Ignoring Negative Criticism

In his book, “How to Win Friends and Influence People,” Dave Carnegie said that humans hate negative criticism.

At that time, I thought it was just emotional stuffs.

However, negative criticism does not only hurt emotionally but can also hurt your interests realistically.

Most of negative criticisms are not true. Even if it’s true, it’s not worth paying attention to.

John Maxwell said that we should spend at least 70% of our time on our strengths and only 5% on our weaknesses. Negative criticism puts too much of our attention on what we’re weak at.

If somebody tells David Beckham, a great soccer player, that he’s such an idiot because he can’t play golf, do you think David should pay attention to that and learn golf instead?

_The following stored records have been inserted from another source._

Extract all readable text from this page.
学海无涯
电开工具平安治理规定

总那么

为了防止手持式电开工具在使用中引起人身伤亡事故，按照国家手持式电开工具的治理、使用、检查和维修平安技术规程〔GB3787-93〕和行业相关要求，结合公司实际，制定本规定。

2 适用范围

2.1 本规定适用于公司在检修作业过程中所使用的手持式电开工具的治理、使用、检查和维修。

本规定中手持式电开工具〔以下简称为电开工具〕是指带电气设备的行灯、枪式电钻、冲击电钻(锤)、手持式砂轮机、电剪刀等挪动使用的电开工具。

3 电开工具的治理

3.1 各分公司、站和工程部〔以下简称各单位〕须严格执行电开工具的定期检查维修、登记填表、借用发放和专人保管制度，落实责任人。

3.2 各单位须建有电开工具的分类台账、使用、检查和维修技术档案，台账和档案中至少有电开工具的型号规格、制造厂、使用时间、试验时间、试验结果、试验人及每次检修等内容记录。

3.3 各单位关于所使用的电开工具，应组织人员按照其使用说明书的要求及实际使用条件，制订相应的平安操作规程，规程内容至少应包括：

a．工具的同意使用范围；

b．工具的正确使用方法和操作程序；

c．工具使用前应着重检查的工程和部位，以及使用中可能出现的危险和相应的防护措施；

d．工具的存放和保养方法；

We probably cannot improve too much the points that we’re weak at anyway. Moreover, by allocating resources to improve our weakness we’re taking away resources that could have gone to improve our strength.

However, the world is full with so many people that would rain down negative criticism to their neighbors.

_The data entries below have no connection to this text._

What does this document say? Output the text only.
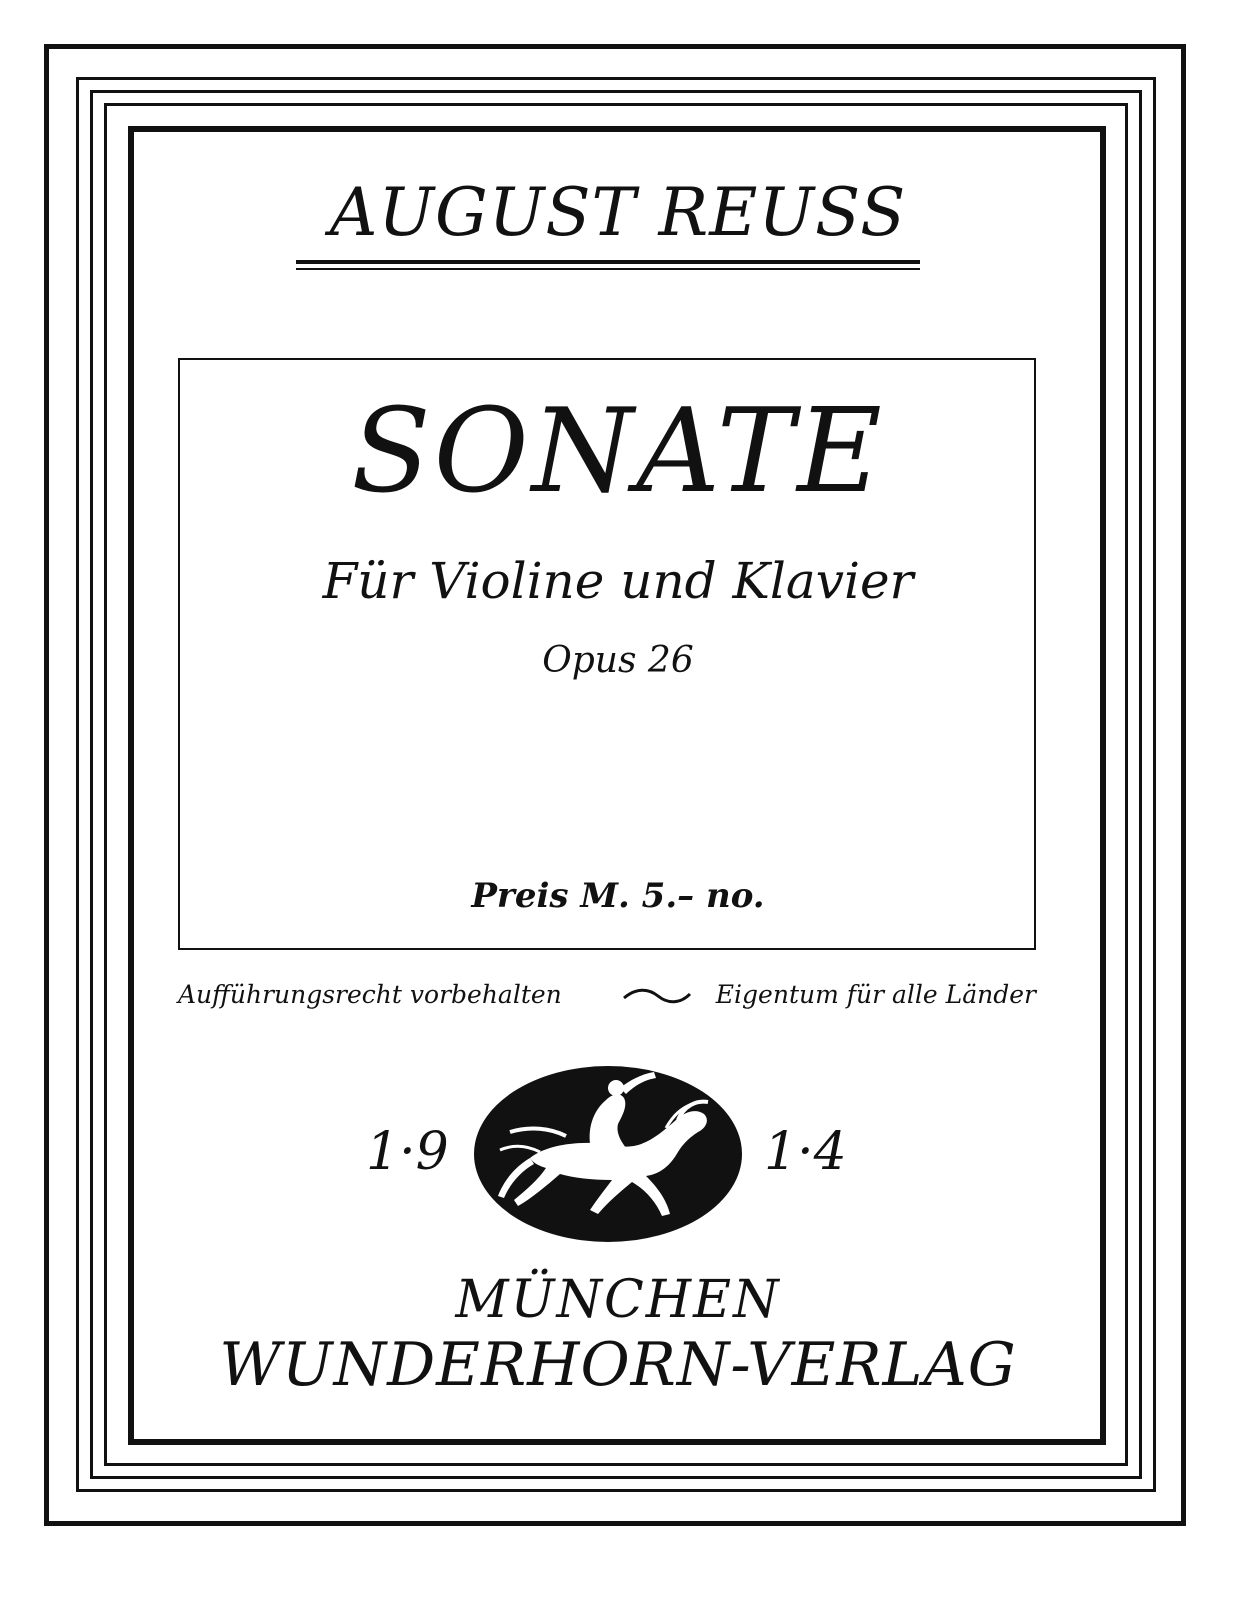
AUGUST REUSS
SONATE
Für Violine und Klavier
Opus 26
Preis M. 5.– no.
Aufführungsrecht vorbehalten	Eigentum für alle Länder
1·9	1·4
MÜNCHEN
WUNDERHORN-VERLAG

These acts are often justified by strange fairy tales. For example, the purpose of school is to create a whole well-balanced new human being.

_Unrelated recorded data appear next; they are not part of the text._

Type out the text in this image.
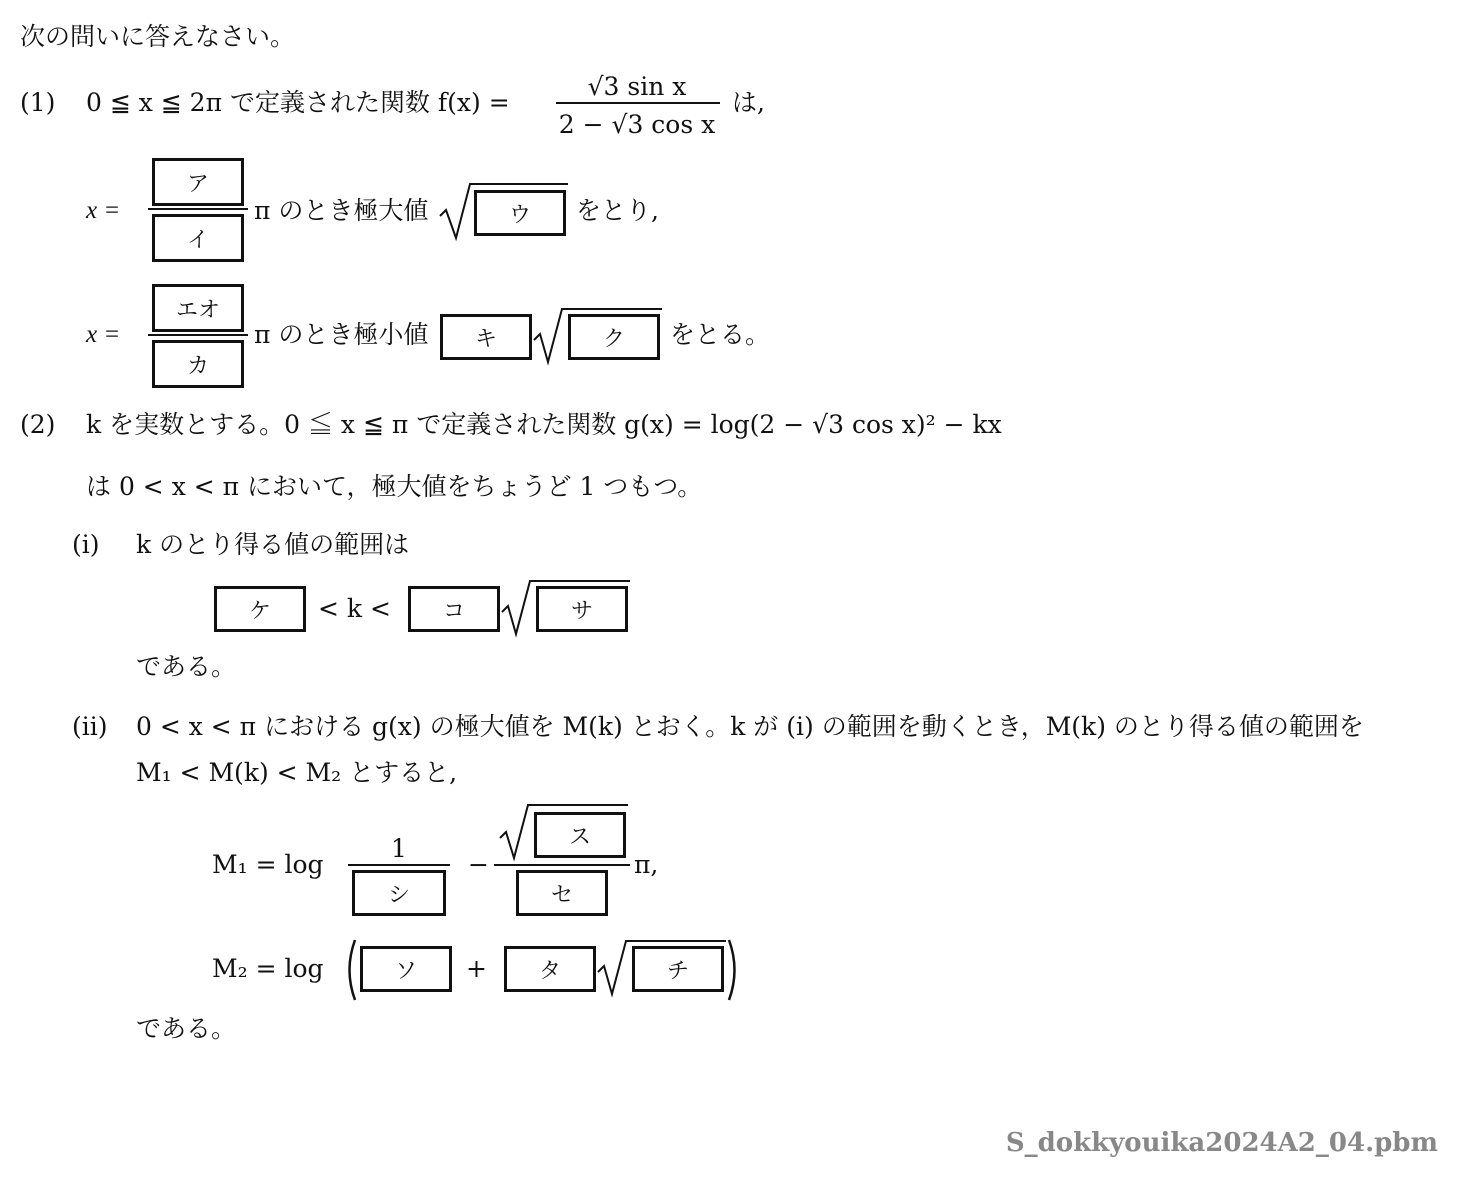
次の問いに答えなさい。
(1) 0 ≦ x ≦ 2π で定義された関数 f(x) =
√3 sin x
2 − √3 cos x
は,
x =
ア
イ
π のとき極大値	ウ	をとり,
x =
エオ
カ
π のとき極小値	キ	ク	をとる。
(2) k を実数とする。0 ≦ x ≦ π で定義された関数 g(x) = log(2 − √3 cos x)² − kx
は 0 < x < π において，極大値をちょうど 1 つもつ。
(i) k のとり得る値の範囲は
ケ	< k <	コ	サ
である。
(ii) 0 < x < π における g(x) の極大値を M(k) とおく。k が (i) の範囲を動くとき，M(k) のとり得る値の範囲を
M₁ < M(k) < M₂ とすると,
M₁ = log
1
シ
−
ス
セ
π,
M₂ = log	ソ	+	タ	チ
である。
S_dokkyouika2024A2_04.pbm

Implicit in the idea of “whole” and “balanced” is, of course, the idea you should improve your weakness.

If it doesn’t serve you to listen or pay attention to negative criticism, why are people uttering it?

Envy.

Many people, out of envy bigotry do not want you to be successful. They want to stop you from being successful.

Imagine if a male makes a lot of money and attracts many females, the other males will not get any and would go extinct, right? Hence, so many males have strong preferences to prevent you from getting rich.

They come up with various ways to trick or force you from the one “all right” path you have chosen to success.
One way to do it is through frivolous negative criticism.

Ignoring criticism will not become a straightforward silver bullet. However, it would work quite well and a good advice enough for an article.